Virtueel Museum Grimbergen

Hof van Bentinck (Beigem)
 


Hof van Bentinck
Beigemsesteenweg 282, Beigem

Voormalig "Hof van Bentinck" of "Bentinckhoeve" sedert de tweede helft van de 20ste eeuw verkeerdelijk "kasteel ten Doorn" genoemd, naar het in 1914 vernielde kasteel dat iets meer ten zuiden circa 1894 werd opgetrokken door baron Julien Domis de Semerpont (zie straatinleiding). Het hof van Bentinck klimt in kern minstens op tot de eerste helft van de 17de eeuw (zie geveljaartal 1638) en werd grondig aangepast in de daarop volgende eeuwen.

Achterin gelegen landhuis met omringende tuin; ten oosten en zuiden begrensd door de Kasteelhofstraat en ten westen door het aanpalende "Domishof" (nr. 284).
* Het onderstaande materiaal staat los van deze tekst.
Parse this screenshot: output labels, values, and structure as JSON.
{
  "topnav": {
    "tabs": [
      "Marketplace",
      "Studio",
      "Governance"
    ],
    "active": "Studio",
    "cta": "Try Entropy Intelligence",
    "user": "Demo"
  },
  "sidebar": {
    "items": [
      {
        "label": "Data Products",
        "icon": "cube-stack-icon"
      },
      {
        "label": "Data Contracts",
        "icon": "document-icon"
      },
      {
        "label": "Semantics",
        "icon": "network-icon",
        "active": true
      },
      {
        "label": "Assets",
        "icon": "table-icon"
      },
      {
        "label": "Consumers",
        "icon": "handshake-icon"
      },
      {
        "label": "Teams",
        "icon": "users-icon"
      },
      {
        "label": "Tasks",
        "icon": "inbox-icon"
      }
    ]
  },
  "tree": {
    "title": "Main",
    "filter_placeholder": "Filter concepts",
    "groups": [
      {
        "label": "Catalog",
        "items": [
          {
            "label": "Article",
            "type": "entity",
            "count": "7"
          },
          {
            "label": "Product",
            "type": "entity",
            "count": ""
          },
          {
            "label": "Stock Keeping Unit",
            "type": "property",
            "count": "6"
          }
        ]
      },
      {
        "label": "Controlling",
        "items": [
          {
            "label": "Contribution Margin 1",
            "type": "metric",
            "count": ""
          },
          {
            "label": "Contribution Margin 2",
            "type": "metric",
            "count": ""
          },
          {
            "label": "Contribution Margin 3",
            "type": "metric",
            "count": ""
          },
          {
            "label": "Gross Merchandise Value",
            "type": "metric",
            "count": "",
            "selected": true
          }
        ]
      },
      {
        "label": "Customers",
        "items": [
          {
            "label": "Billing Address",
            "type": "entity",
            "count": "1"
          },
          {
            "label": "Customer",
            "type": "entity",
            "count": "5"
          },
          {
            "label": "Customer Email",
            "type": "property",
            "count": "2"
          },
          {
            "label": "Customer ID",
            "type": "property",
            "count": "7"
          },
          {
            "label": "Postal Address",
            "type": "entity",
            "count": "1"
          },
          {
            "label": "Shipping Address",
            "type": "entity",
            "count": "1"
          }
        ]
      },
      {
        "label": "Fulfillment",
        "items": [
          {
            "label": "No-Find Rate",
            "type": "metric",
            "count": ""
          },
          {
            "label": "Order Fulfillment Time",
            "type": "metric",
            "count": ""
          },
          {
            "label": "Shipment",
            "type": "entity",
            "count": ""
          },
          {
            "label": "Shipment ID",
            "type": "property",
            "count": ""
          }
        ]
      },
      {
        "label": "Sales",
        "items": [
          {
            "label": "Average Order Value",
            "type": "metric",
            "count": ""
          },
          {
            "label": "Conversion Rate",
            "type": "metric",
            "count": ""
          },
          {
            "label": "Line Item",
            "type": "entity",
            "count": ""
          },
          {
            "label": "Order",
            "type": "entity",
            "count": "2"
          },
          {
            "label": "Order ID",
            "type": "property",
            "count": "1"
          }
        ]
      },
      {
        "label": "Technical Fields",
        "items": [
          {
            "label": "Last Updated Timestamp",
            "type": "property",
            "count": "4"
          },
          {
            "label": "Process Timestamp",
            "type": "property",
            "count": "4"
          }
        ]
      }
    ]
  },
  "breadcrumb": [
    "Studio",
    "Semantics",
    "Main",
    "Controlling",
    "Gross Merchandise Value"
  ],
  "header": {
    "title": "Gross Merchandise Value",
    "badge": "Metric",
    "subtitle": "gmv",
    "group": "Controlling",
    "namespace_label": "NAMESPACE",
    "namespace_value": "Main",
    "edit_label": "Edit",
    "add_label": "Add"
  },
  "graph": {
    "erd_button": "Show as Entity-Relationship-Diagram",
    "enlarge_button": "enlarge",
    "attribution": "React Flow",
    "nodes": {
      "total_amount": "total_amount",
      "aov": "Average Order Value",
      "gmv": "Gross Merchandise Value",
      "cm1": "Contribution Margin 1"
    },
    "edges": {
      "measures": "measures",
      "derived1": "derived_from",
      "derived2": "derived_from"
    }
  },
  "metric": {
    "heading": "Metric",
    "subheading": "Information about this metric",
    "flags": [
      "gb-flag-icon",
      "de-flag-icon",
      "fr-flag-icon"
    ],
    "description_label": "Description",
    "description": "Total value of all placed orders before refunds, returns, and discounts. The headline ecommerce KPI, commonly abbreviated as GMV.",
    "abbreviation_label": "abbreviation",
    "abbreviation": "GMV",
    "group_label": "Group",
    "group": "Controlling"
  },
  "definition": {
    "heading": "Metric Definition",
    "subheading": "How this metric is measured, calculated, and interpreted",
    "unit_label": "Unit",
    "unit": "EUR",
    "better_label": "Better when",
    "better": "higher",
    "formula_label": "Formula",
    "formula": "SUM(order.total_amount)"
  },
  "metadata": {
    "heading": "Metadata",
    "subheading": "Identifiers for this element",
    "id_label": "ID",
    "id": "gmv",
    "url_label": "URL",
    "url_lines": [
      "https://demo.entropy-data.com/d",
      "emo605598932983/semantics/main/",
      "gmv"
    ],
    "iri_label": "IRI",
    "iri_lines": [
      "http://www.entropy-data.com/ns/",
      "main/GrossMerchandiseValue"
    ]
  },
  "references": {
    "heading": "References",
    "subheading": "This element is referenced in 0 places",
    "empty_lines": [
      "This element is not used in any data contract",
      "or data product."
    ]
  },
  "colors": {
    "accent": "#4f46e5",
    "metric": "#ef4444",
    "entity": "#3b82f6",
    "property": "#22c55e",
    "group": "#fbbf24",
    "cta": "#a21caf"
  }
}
De oorspronkelijke hoofdingang is gelegen aan de Kasteelhofstraat: via het poortgebouw ten zuiden betreedt men de gekasseide binnenkoer met het landhuis ten noorden, een lage haakse dienstvleugel ten oosten, een omheiningsmuur ten zuiden die aan de westzijde doorloopt tot aan een dienstgebouwtje onder lessenaarsdak.

Oorspronkelijk tweede belangrijkste achterleen van het "Hof ten Doorn", 34 bunders groot (zie inleiding). In het begin van de 16de eeuw eigendom van de heren van Bijgaarden waarna het in 1517 werd vererfd aan A. Bentinck, hofmeester van hertogin Margaretha van Bourgondië. Het bleef in het bezit van de familie Bentinck tot 1591.

Tijdens godsdiensttroebelen op het einde van de 16de eeuw brandde het hof volledig af en werd het in 1603 als kasteeltje wederopgebouwd door Bartholomeus Schobbinger, stiefzoon van L. Bentinck.
Het Kaartboek van de gemeente (circa 1690) en van de abdij (1699), toont een L-vormig complex bestaande uit verschillende volumes onder leien zadeldaken en met toren(s). Het neerhof was ingeplant ten noordwesten van het domein.

Na herhaalde malen te zijn verkocht kwam het goed in 1775 in handen van Jean A. B. Domis de Semerpont (1727-1779), raadslid van Brabant. De familie liet het in de loop van de 19de eeuw verschillende malen aanpassen. Tussen het laatste kwart van de 18de eeuw (Ferrariskaart 1771-1778) en 1821 (Primitief kadasterplan) werd het kasteel uitgebreid met een rechthoekig dienstgebouw haaks op de zuidgevel. Het rechttrekken van de huidige Kasteelhofstraat (voormalige Moer- of Moorstraat), de aanleg van de toegangsweg naar het domein, het vergroten van het kasteel tot een rechthoekig volume, de afbakening van de binnenkoer en van de lusttuin werden in 1849 kadastraal opgetekend. Zeer waarschijnlijk dateert het poortgebouw eveneens uit die periode. Kort na de eeuwwisseling werd het neerhof afgebroken (opgetekend in het kadaster in 1903).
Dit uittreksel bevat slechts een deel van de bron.